Así, la actual conducción del diario más antiguo del interior del país traicionó los principios fundacionales que lo convirtieron en una institución cívica: el periodismo entendido como servicio público y como contrapeso frente al abuso del poder. La traición es aún más grave si se recuerda que La Gaceta fue históricamente víctima de persecuciones de todos los signos ideológicos: del radicalismo en 1916, cuando Alberto García Hamilton eligió una línea opositora; del peronismo en 1947, cuando fue expropiada LV12, fundada por Enrique García Hamilton; de la izquierda armada en 1974, cuando el ERP amenazó con “la pena de muerte” al director Eduardo García Hamilton si no publicaba gratuitamente sus solicitadas (ver imagen); y de la dictadura militar en 1977, cuando el comisario Mario Albino Zimmermann amenazó al director a punta de pistola por haber informado el traslado de mendigos a Catamarca antes de la visita de Jorge Rafael Videla. Hoy, por primera vez, el diario no resiste: se somete.

Cerca de la conclusión, el cuadro se vuelve aún más inquietante. Desde hace años, los tucumanos asistimos a un pavoroso espectáculo de fusilamiento mediático. Vemos en los medios de Cisneros a un mega ejército de periodistas mercenarios, de las más diversas extracciones ideológicas, unidos por su angurria o su necesidad económica, que ejecutan siniestras operaciones de prensa, con costosísimas producciones destinadas exclusivamente a desprestigiar a los enemigos políticos del bancario o a cualquier ciudadano de a pie que se convierta en un obstáculo para sus intereses. Esta metodología, antes de su desembarco mediático, fue una práctica habitual cuando Cisneros utilizaba ejércitos de abogados de honorarios obscenos para presionar a gerentes o autoridades de bancos.
Como en una película de la Mafia, quienes construyen su poder económico a través de la violencia optan por el cómodo mundo de las finanzas de guantes blancos, para reincidir en negocios turbios, ahora amparados por un sistema judicial diseñado para protegerlos.
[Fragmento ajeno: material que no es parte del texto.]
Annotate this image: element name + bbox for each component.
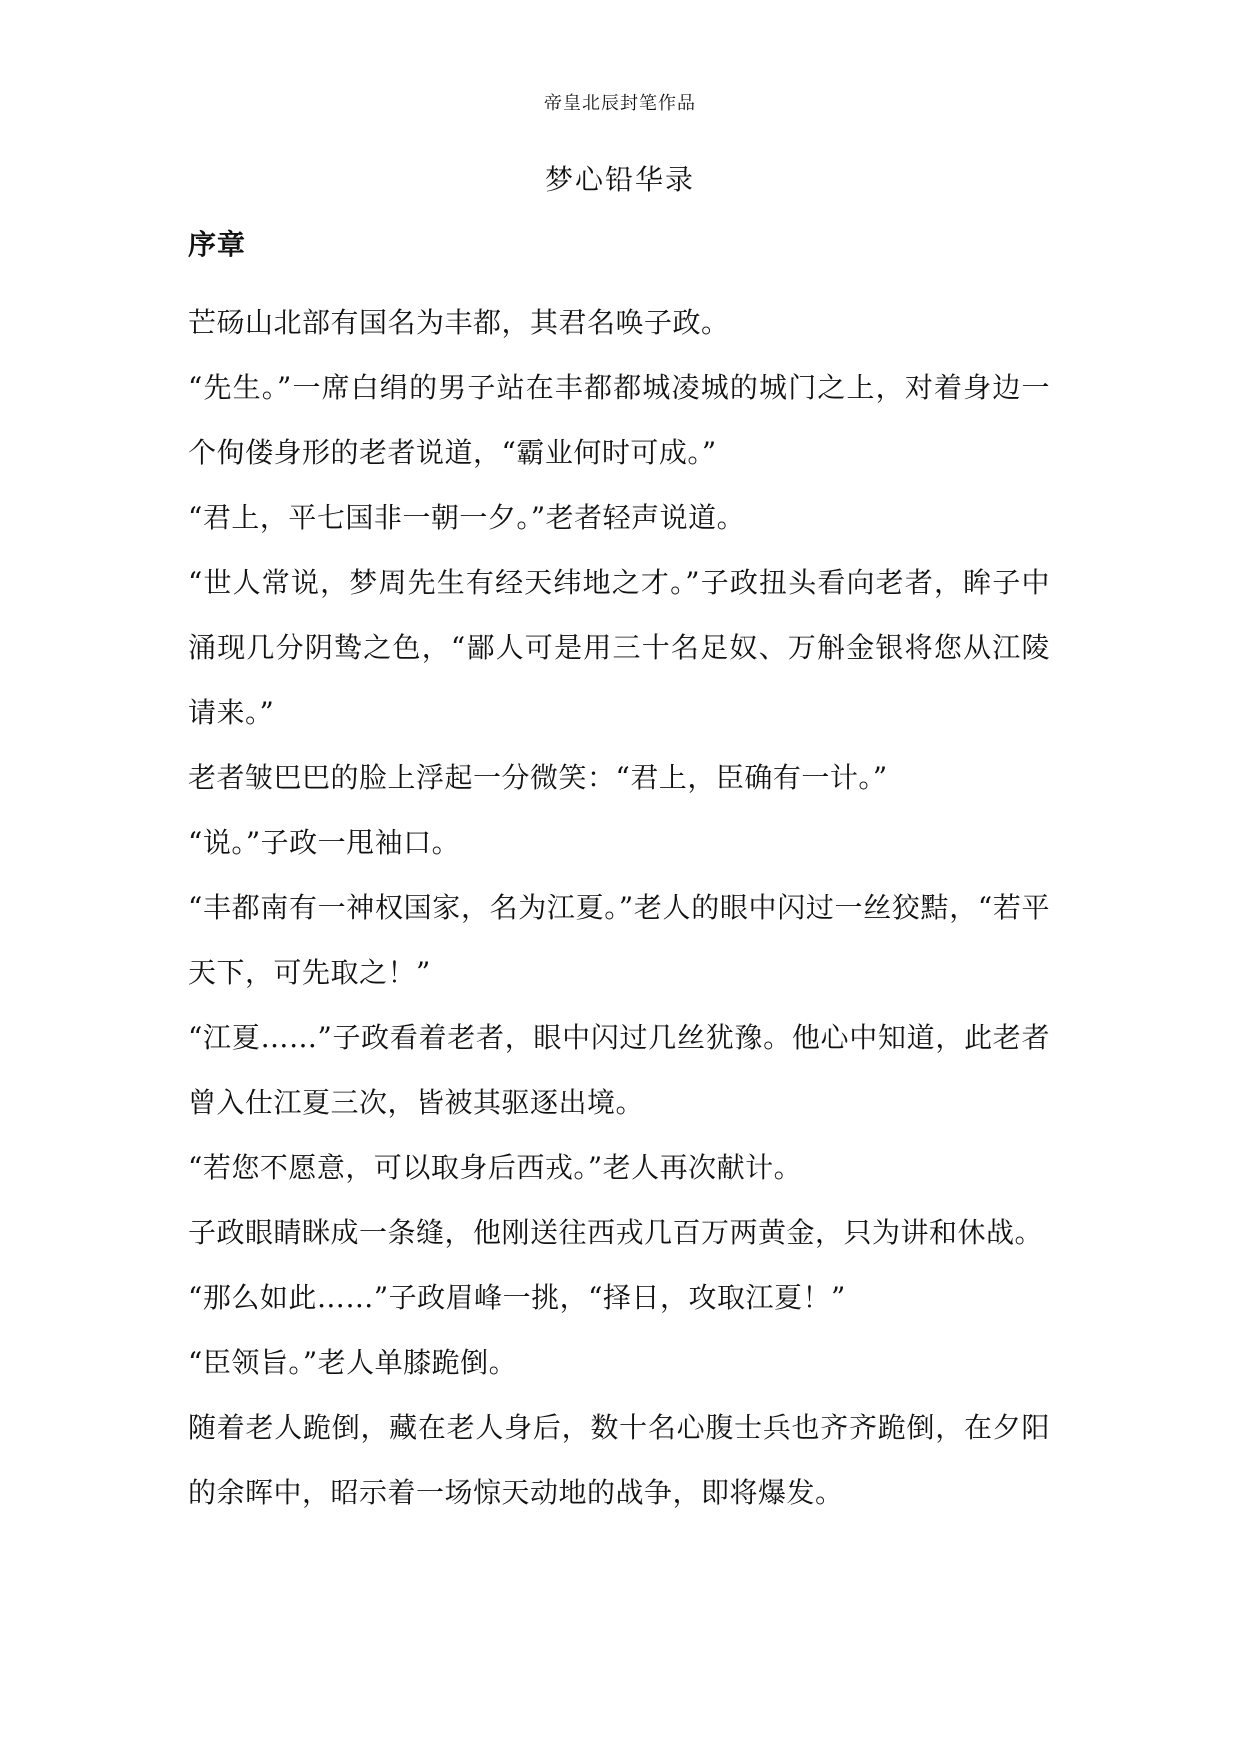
paragraph: 子政眼睛眯成一条缝，他刚送往西戎几百万两黄金，只为讲和休战。	[188, 1216, 1044, 1249]
paragraph: “若您不愿意，可以取身后西戎。”老人再次献计。	[188, 1151, 803, 1184]
paragraph: “说。”子政一甩袖口。	[188, 826, 461, 859]
document-body	[188, 290, 1050, 1525]
paragraph: “臣领旨。”老人单膝跪倒。	[188, 1346, 518, 1379]
document-title: 梦心铅华录	[544, 163, 695, 196]
paragraph: “江夏……”子政看着老者，眼中闪过几丝犹豫。他心中知道，此老者曾入仕江夏三次，皆被其驱逐出境。	[188, 1021, 1050, 1119]
paragraph: “先生。”一席白绢的男子站在丰都都城凌城的城门之上，对着身边一个佝偻身形的老者说道，“霸业何时可成。”	[188, 371, 1050, 469]
paragraph: 随着老人跪倒，藏在老人身后，数十名心腹士兵也齐齐跪倒，在夕阳的余晖中，昭示着一场惊天动地的战争，即将爆发。	[188, 1411, 1050, 1509]
paragraph: “那么如此……”子政眉峰一挑，“择日，攻取江夏！”	[188, 1281, 846, 1314]
paragraph: “君上，平七国非一朝一夕。”老者轻声说道。	[188, 501, 746, 534]
paragraph: “丰都南有一神权国家，名为江夏。”老人的眼中闪过一丝狡黠，“若平天下，可先取之！”	[188, 891, 1050, 989]
paragraph: 芒砀山北部有国名为丰都，其君名唤子政。	[188, 306, 730, 339]
paragraph: “世人常说，梦周先生有经天纬地之才。”子政扭头看向老者，眸子中涌现几分阴鸷之色，“鄙人可是用三十名足奴、万斛金银将您从江陵请来。”	[188, 566, 1050, 729]
chapter-heading: 序章	[188, 228, 247, 261]
running-header: 帝皇北辰封笔作品	[544, 93, 696, 114]
paragraph: 老者皱巴巴的脸上浮起一分微笑：“君上，臣确有一计。”	[188, 761, 888, 794]
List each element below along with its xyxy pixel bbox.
La demanda contra El Tucumano es parte de ese mismo recorrido histórico. No busca justicia. Busca disciplinar, intimidar y borrar una voz crítica. Y si en esta pulseada gana Cisneros, no habrá vencedores ocultos: los grandes perdedores serán todos los tucumanos de bien. Pero es necesario aclarar que esto no hubiera sido posible sin la pública complicidad de la actual administración de La Gaceta, cuya traición a más de cien años de defensa de la libertad de expresión queda expuesta con claridad en esta humilde columna.